Thomas de Maizière startete mit einem 45-minütigem Statement und beantwortete dann mehrere Stunden die Fragen der Ausschussmitglieder.

Thomas de Maizière startete mit einem 45-minütigem Statement und beantwortete dann mehrere Stunden die Fragen der Ausschussmitglieder.

(Foto: AP)

Der Verteidigungsminister wird lange über seine neue Verteidigungslinie nachgedacht haben, bevor er sich dem Untersuchungsausschuss stellte. Seine Strategie ist fein ausgeklügelt. Aber sie hat gleich drei Schwächen.

Der Name seines Vorgängers fällt kein einziges Mal, als sich Thomas de Maizière in der letzten Sitzung des Untersuchungsausschusses zum Euro Hawk äußert. Trotzdem spielt Karl-Theodor zu Guttenberg eine entscheidende Rolle in der Selbstverteidigung des Ministers. Dass Guttenberg in der ganzen Debatte praktisch nicht auftaucht, hat wohl nur den Grund, dass er ohnehin von nichts mehr zurücktreten kann und sein einstiges Image als moderner Reformer im Rückblick längst absurd wirkt.

Guttenberg ist es, auf dem de Maizière einen großen Teil der Schuld dafür ablädt, dass die Bundesregierung Hunderte Millionen Euro für eine Drohne ausgab, die wohl nie eingesetzt wird. Denn im Februar 2010, Guttenberg war erst wenige Monate zuvor zum jüngsten Verteidigungsminister der Geschichte geworden, wurde seinen Mitarbeitern klar, dass es für den Euro Hawk erst einmal keine Zulassung geben würde. Der Prototyp der Drohne stand weiterhin in einem Hangar und durfte nur bei gesperrtem Luftraum abheben, die Zulassung wurde verwehrt. Anstatt das Projekt einzustellen, wurde "das Problem schlicht auf später verschoben", sagte de Maizière. 85 Prozent des Geldes für den Euro Hawk seien vor seiner Amtszeit ausgegeben worden.

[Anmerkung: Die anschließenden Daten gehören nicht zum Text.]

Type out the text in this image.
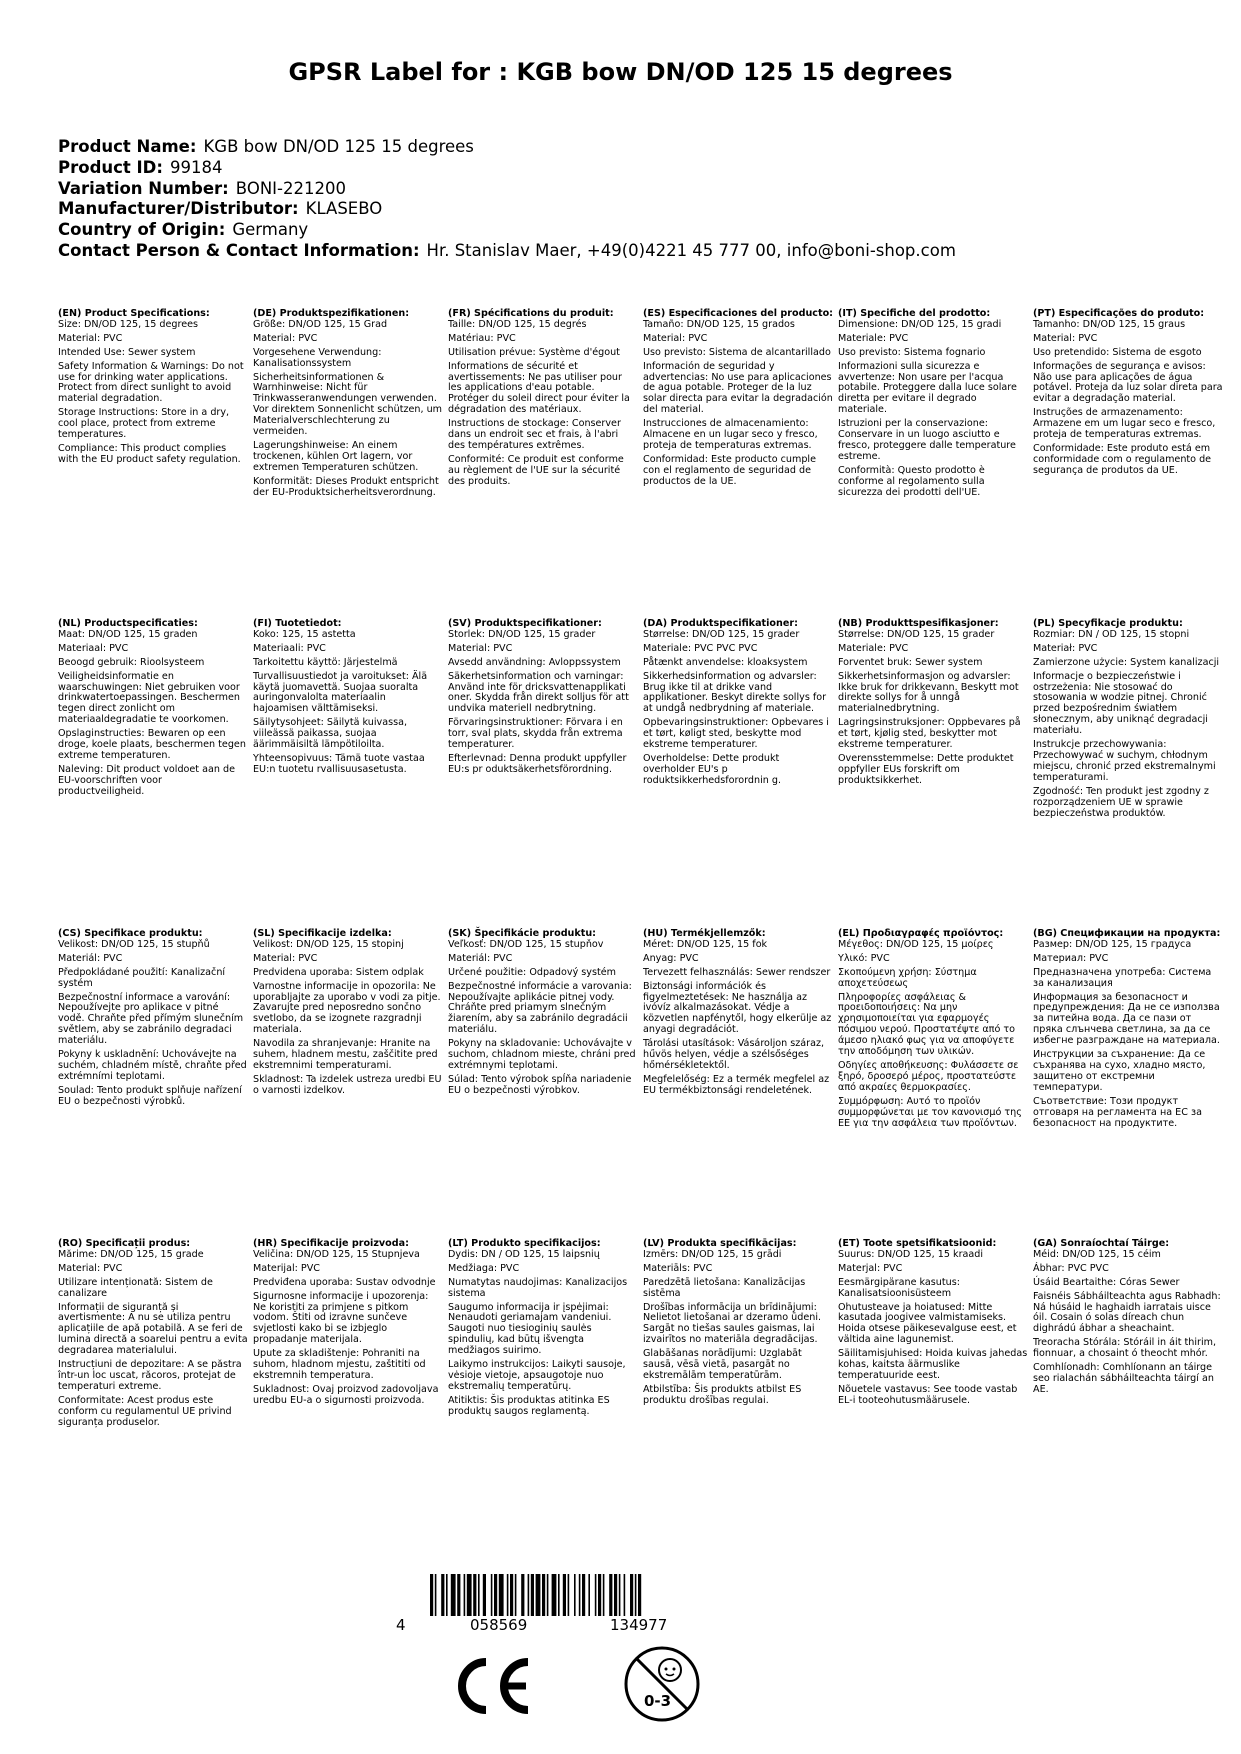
GPSR Label for : KGB bow DN/OD 125 15 degrees
Product Name: KGB bow DN/OD 125 15 degrees
Product ID: 99184
Variation Number: BONI-221200
Manufacturer/Distributor: KLASEBO
Country of Origin: Germany
Contact Person & Contact Information: Hr. Stanislav Maer, +49(0)4221 45 777 00, info@boni-shop.com
(EN) Product Specifications:
Size: DN/OD 125, 15 degrees
Material: PVC
Intended Use: Sewer system
Safety Information & Warnings: Do not use for drinking water applications. Protect from direct sunlight to avoid material degradation.
Storage Instructions: Store in a dry, cool place, protect from extreme temperatures.
Compliance: This product complies with the EU product safety regulation.
(DE) Produktspezifikationen:
Größe: DN/OD 125, 15 Grad
Material: PVC
Vorgesehene Verwendung: Kanalisationssystem
Sicherheitsinformationen & Warnhinweise: Nicht für Trinkwasseranwendungen verwenden. Vor direktem Sonnenlicht schützen, um Materialverschlechterung zu vermeiden.
Lagerungshinweise: An einem trockenen, kühlen Ort lagern, vor extremen Temperaturen schützen.
Konformität: Dieses Produkt entspricht der EU-Produktsicherheitsverordnung.
(FR) Spécifications du produit:
Taille: DN/OD 125, 15 degrés
Matériau: PVC
Utilisation prévue: Système d'égout
Informations de sécurité et avertissements: Ne pas utiliser pour les applications d'eau potable. Protéger du soleil direct pour éviter la dégradation des matériaux.
Instructions de stockage: Conserver dans un endroit sec et frais, à l'abri des températures extrêmes.
Conformité: Ce produit est conforme au règlement de l'UE sur la sécurité des produits.
(ES) Especificaciones del producto:
Tamaño: DN/OD 125, 15 grados
Material: PVC
Uso previsto: Sistema de alcantarillado
Información de seguridad y advertencias: No use para aplicaciones de agua potable. Proteger de la luz solar directa para evitar la degradación del material.
Instrucciones de almacenamiento: Almacene en un lugar seco y fresco, proteja de temperaturas extremas.
Conformidad: Este producto cumple con el reglamento de seguridad de productos de la UE.
(IT) Specifiche del prodotto:
Dimensione: DN/OD 125, 15 gradi
Materiale: PVC
Uso previsto: Sistema fognario
Informazioni sulla sicurezza e avvertenze: Non usare per l'acqua potabile. Proteggere dalla luce solare diretta per evitare il degrado materiale.
Istruzioni per la conservazione: Conservare in un luogo asciutto e fresco, proteggere dalle temperature estreme.
Conformità: Questo prodotto è conforme al regolamento sulla sicurezza dei prodotti dell'UE.
(PT) Especificações do produto:
Tamanho: DN/OD 125, 15 graus
Material: PVC
Uso pretendido: Sistema de esgoto
Informações de segurança e avisos: Não use para aplicações de água potável. Proteja da luz solar direta para evitar a degradação material.
Instruções de armazenamento: Armazene em um lugar seco e fresco, proteja de temperaturas extremas.
Conformidade: Este produto está em conformidade com o regulamento de segurança de produtos da UE.
(NL) Productspecificaties:
Maat: DN/OD 125, 15 graden
Materiaal: PVC
Beoogd gebruik: Rioolsysteem
Veiligheidsinformatie en waarschuwingen: Niet gebruiken voor drinkwatertoepassingen. Beschermen tegen direct zonlicht om materiaaldegradatie te voorkomen.
Opslaginstructies: Bewaren op een droge, koele plaats, beschermen tegen extreme temperaturen.
Naleving: Dit product voldoet aan de EU-voorschriften voor productveiligheid.
(FI) Tuotetiedot:
Koko: 125, 15 astetta
Materiaali: PVC
Tarkoitettu käyttö: Järjestelmä
Turvallisuustiedot ja varoitukset: Älä käytä juomavettä. Suojaa suoralta auringonvalolta materiaalin hajoamisen välttämiseksi.
Säilytysohjeet: Säilytä kuivassa, viileässä paikassa, suojaa äärimmäisiltä lämpötiloilta.
Yhteensopivuus: Tämä tuote vastaa EU:n tuotetu rvallisuusasetusta.
(SV) Produktspecifikationer:
Storlek: DN/OD 125, 15 grader
Material: PVC
Avsedd användning: Avloppssystem
Säkerhetsinformation och varningar: Använd inte för dricksvattenapplikati oner. Skydda från direkt solljus för att undvika materiell nedbrytning.
Förvaringsinstruktioner: Förvara i en torr, sval plats, skydda från extrema temperaturer.
Efterlevnad: Denna produkt uppfyller EU:s pr oduktsäkerhetsförordning.
(DA) Produktspecifikationer:
Størrelse: DN/OD 125, 15 grader
Materiale: PVC PVC PVC
Påtænkt anvendelse: kloaksystem
Sikkerhedsinformation og advarsler: Brug ikke til at drikke vand applikationer. Beskyt direkte sollys for at undgå nedbrydning af materiale.
Opbevaringsinstruktioner: Opbevares i et tørt, køligt sted, beskytte mod ekstreme temperaturer.
Overholdelse: Dette produkt overholder EU's p roduktsikkerhedsforordnin g.
(NB) Produkttspesifikasjoner:
Størrelse: DN/OD 125, 15 grader
Materiale: PVC
Forventet bruk: Sewer system
Sikkerhetsinformasjon og advarsler: Ikke bruk for drikkevann. Beskytt mot direkte sollys for å unngå materialnedbrytning.
Lagringsinstruksjoner: Oppbevares på et tørt, kjølig sted, beskytter mot ekstreme temperaturer.
Overensstemmelse: Dette produktet oppfyller EUs forskrift om produktsikkerhet.
(PL) Specyfikacje produktu:
Rozmiar: DN / OD 125, 15 stopni
Materiał: PVC
Zamierzone użycie: System kanalizacji
Informacje o bezpieczeństwie i ostrzeżenia: Nie stosować do stosowania w wodzie pitnej. Chronić przed bezpośrednim światłem słonecznym, aby uniknąć degradacji materiału.
Instrukcje przechowywania: Przechowywać w suchym, chłodnym miejscu, chronić przed ekstremalnymi temperaturami.
Zgodność: Ten produkt jest zgodny z rozporządzeniem UE w sprawie bezpieczeństwa produktów.
(CS) Specifikace produktu:
Velikost: DN/OD 125, 15 stupňů
Materiál: PVC
Předpokládané použití: Kanalizační systém
Bezpečnostní informace a varování: Nepoužívejte pro aplikace v pitné vodě. Chraňte před přímým slunečním světlem, aby se zabránilo degradaci materiálu.
Pokyny k uskladnění: Uchovávejte na suchém, chladném místě, chraňte před extrémními teplotami.
Soulad: Tento produkt splňuje nařízení EU o bezpečnosti výrobků.
(SL) Specifikacije izdelka:
Velikost: DN/OD 125, 15 stopinj
Material: PVC
Predvidena uporaba: Sistem odplak
Varnostne informacije in opozorila: Ne uporabljajte za uporabo v vodi za pitje. Zavarujte pred neposredno sončno svetlobo, da se izognete razgradnji materiala.
Navodila za shranjevanje: Hranite na suhem, hladnem mestu, zaščitite pred ekstremnimi temperaturami.
Skladnost: Ta izdelek ustreza uredbi EU o varnosti izdelkov.
(SK) Špecifikácie produktu:
Veľkosť: DN/OD 125, 15 stupňov
Materiál: PVC
Určené použitie: Odpadový systém
Bezpečnostné informácie a varovania: Nepoužívajte aplikácie pitnej vody. Chráňte pred priamym slnečným žiarením, aby sa zabránilo degradácii materiálu.
Pokyny na skladovanie: Uchovávajte v suchom, chladnom mieste, chráni pred extrémnymi teplotami.
Súlad: Tento výrobok spĺňa nariadenie EU o bezpečnosti výrobkov.
(HU) Termékjellemzők:
Méret: DN/OD 125, 15 fok
Anyag: PVC
Tervezett felhasználás: Sewer rendszer
Biztonsági információk és figyelmeztetések: Ne használja az ivóvíz alkalmazásokat. Védje a közvetlen napfénytől, hogy elkerülje az anyagi degradációt.
Tárolási utasítások: Vásároljon száraz, hűvös helyen, védje a szélsőséges hőmérsékletektől.
Megfelelőség: Ez a termék megfelel az EU termékbiztonsági rendeletének.
(EL) Προδιαγραφές προϊόντος:
Μέγεθος: DN/OD 125, 15 μοίρες
Υλικό: PVC
Σκοπούμενη χρήση: Σύστημα αποχετεύσεως
Πληροφορίες ασφάλειας & προειδοποιήσεις: Να μην χρησιμοποιείται για εφαρμογές πόσιμου νερού. Προστατέψτε από το άμεσο ηλιακό φως για να αποφύγετε την αποδόμηση των υλικών.
Οδηγίες αποθήκευσης: Φυλάσσετε σε ξηρό, δροσερό μέρος, προστατεύστε από ακραίες θερμοκρασίες.
Συμμόρφωση: Αυτό το προϊόν συμμορφώνεται με τον κανονισμό της ΕΕ για την ασφάλεια των προϊόντων.
(BG) Спецификации на продукта:
Размер: DN/OD 125, 15 градуса
Материал: PVC
Предназначена употреба: Система за канализация
Информация за безопасност и предупреждения: Да не се използва за питейна вода. Да се пази от пряка слънчева светлина, за да се избегне разграждане на материала.
Инструкции за съхранение: Да се съхранява на сухо, хладно място, защитено от екстремни температури.
Съответствие: Този продукт отговаря на регламента на ЕС за безопасност на продуктите.
(RO) Specificații produs:
Mărime: DN/OD 125, 15 grade
Material: PVC
Utilizare intenționată: Sistem de canalizare
Informații de siguranță și avertismente: A nu se utiliza pentru aplicațiile de apă potabilă. A se feri de lumina directă a soarelui pentru a evita degradarea materialului.
Instrucțiuni de depozitare: A se păstra într-un loc uscat, răcoros, protejat de temperaturi extreme.
Conformitate: Acest produs este conform cu regulamentul UE privind siguranța produselor.
(HR) Specifikacije proizvoda:
Veličina: DN/OD 125, 15 Stupnjeva
Materijal: PVC
Predviđena uporaba: Sustav odvodnje
Sigurnosne informacije i upozorenja: Ne koristiti za primjene s pitkom vodom. Štiti od izravne sunčeve svjetlosti kako bi se izbjeglo propadanje materijala.
Upute za skladištenje: Pohraniti na suhom, hladnom mjestu, zaštititi od ekstremnih temperatura.
Sukladnost: Ovaj proizvod zadovoljava uredbu EU-a o sigurnosti proizvoda.
(LT) Produkto specifikacijos:
Dydis: DN / OD 125, 15 laipsnių
Medžiaga: PVC
Numatytas naudojimas: Kanalizacijos sistema
Saugumo informacija ir įspėjimai: Nenaudoti geriamajam vandeniui. Saugoti nuo tiesioginių saulės spindulių, kad būtų išvengta medžiagos suirimo.
Laikymo instrukcijos: Laikyti sausoje, vėsioje vietoje, apsaugotoje nuo ekstremalių temperatūrų.
Atitiktis: Šis produktas atitinka ES produktų saugos reglamentą.
(LV) Produkta specifikācijas:
Izmērs: DN/OD 125, 15 grādi
Materiāls: PVC
Paredzētā lietošana: Kanalizācijas sistēma
Drošības informācija un brīdinājumi: Nelietot lietošanai ar dzeramo ūdeni. Sargāt no tiešas saules gaismas, lai izvairītos no materiāla degradācijas.
Glabāšanas norādījumi: Uzglabāt sausā, vēsā vietā, pasargāt no ekstremālām temperatūrām.
Atbilstība: Šis produkts atbilst ES produktu drošības regulai.
(ET) Toote spetsifikatsioonid:
Suurus: DN/OD 125, 15 kraadi
Materjal: PVC
Eesmärgipärane kasutus: Kanalisatsioonisüsteem
Ohutusteave ja hoiatused: Mitte kasutada joogivee valmistamiseks. Hoida otsese päikesevalguse eest, et vältida aine lagunemist.
Säilitamisjuhised: Hoida kuivas jahedas kohas, kaitsta äärmuslike temperatuuride eest.
Nõuetele vastavus: See toode vastab EL-i tooteohutusmäärusele.
(GA) Sonraíochtaí Táirge:
Méid: DN/OD 125, 15 céim
Ábhar: PVC PVC
Úsáid Beartaithe: Córas Sewer
Faisnéis Sábháilteachta agus Rabhadh: Ná húsáid le haghaidh iarratais uisce óil. Cosain ó solas díreach chun dighrádú ábhar a sheachaint.
Treoracha Stórála: Stóráil in áit thirim, fionnuar, a chosaint ó theocht mhór.
Comhlíonadh: Comhlíonann an táirge seo rialachán sábháilteachta táirgí an AE.
4	058569	134977
0-3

Bis heute ließ sich das aufgeschobene Problem nicht lösen und führte letztlich zum Abbruch des Projekts. Die Frage ist nun: Was wäre der richtige Zeitpunkt dafür gewesen? Führt man die Argumentation de Maizières weiter, hätte jeder Tag seit Februar 2010 ein guter Tag für das Ende des Euro Hawk sein können. Trotzdem verteidigt er die Entscheidung, es erst jetzt einzustellen. Ein Widerspruch?

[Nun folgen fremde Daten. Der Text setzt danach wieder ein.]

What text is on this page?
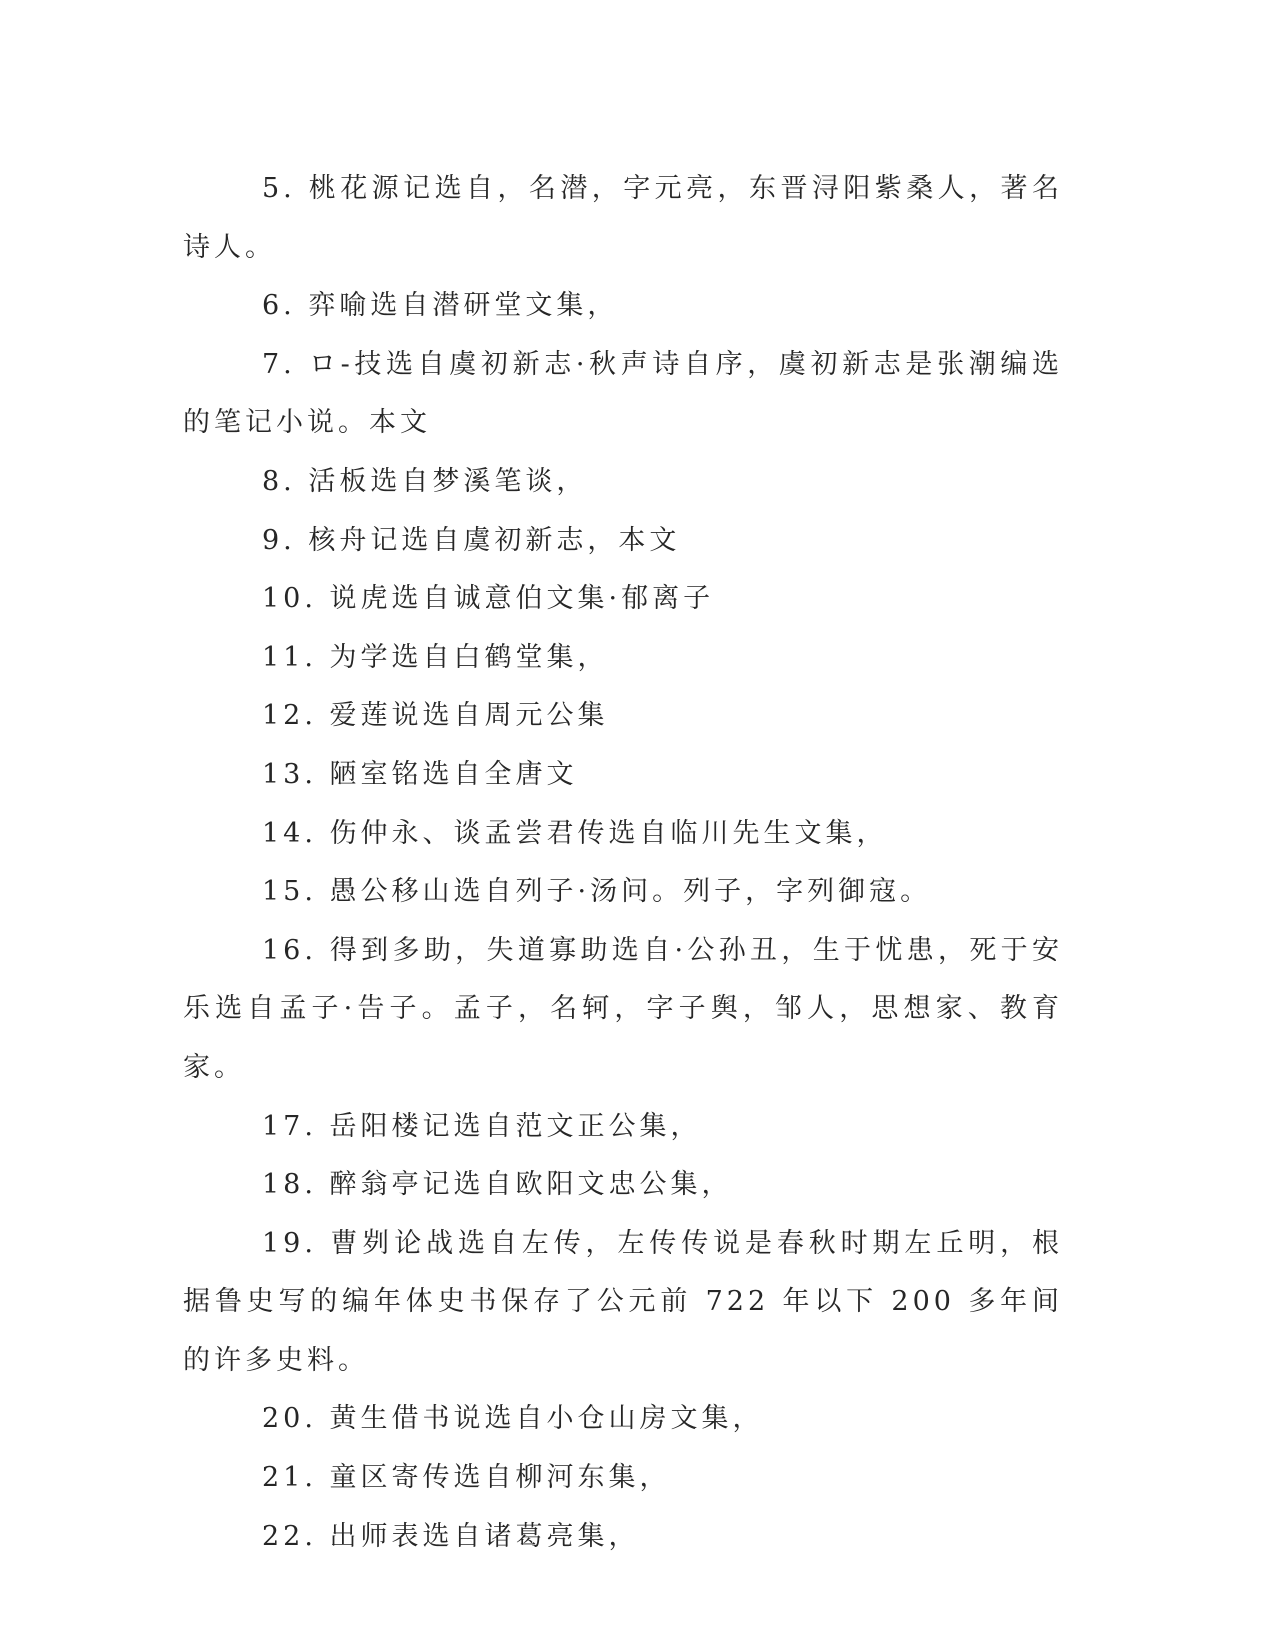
5. 桃花源记选自，名潜，字元亮，东晋浔阳紫桑人，著名诗人。

6. 弈喻选自潜研堂文集，

7. ロ-技选自虞初新志·秋声诗自序，虞初新志是张潮编选的笔记小说。本文

8. 活板选自梦溪笔谈，

9. 核舟记选自虞初新志，本文

10. 说虎选自诚意伯文集·郁离子

11. 为学选自白鹤堂集，

12. 爱莲说选自周元公集

13. 陋室铭选自全唐文

14. 伤仲永、谈孟尝君传选自临川先生文集，

15. 愚公移山选自列子·汤问。列子，字列御寇。

16. 得到多助，失道寡助选自·公孙丑，生于忧患，死于安乐选自孟子·告子。孟子，名轲，字子舆，邹人，思想家、教育家。

17. 岳阳楼记选自范文正公集，

18. 醉翁亭记选自欧阳文忠公集，

19. 曹刿论战选自左传，左传传说是春秋时期左丘明，根据鲁史写的编年体史书保存了公元前 722 年以下 200 多年间的许多史料。

20. 黄生借书说选自小仓山房文集，

21. 童区寄传选自柳河东集，

22. 出师表选自诸葛亮集，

Zumindest zeigt sich hier die erste von drei Schwachstellen der Argumentation: Die Test-Drohne wurde gebraucht, um das Aufklärungssystem Isis zu testen, so der Minister. Doch warum gibt es den Druck, dieses System fertigzustellen, wenn es gar kein zugelassenes Trägerflugzeug dafür gibt?

Lügenvorwurf nicht ausgeräumt

Der eigentliche Grund könnte ein anderer gewesen sein, und der hängt mit der zweiten Schwachstelle der Argumentation zusammen: Kann es wirklich sein, dass der Minister nicht früher von der Ernsthaftigkeit der Probleme wusste? Immerhin sagt er selbst, dass sie schon lange vor seiner Amtszeit entstanden. Im Januar 2012 sprach der Leiter der Rüstungsabteilung von einer "dramatischen Kostenexplosion". Doch noch im April 2013 will de Maizière gedacht haben, "dass es sich um lösbare Probleme handle." Lösbar heiße für ihn: "Das Projekt kann im dazu entschiedenen Kostenrahmen realisiert werden." Wenn de Maizière das wirklich dachte, hat er sich offensichtlich zu wenig mit dem Projekt beschäftigt und seine Mitarbeiter nicht gut ausgewählt.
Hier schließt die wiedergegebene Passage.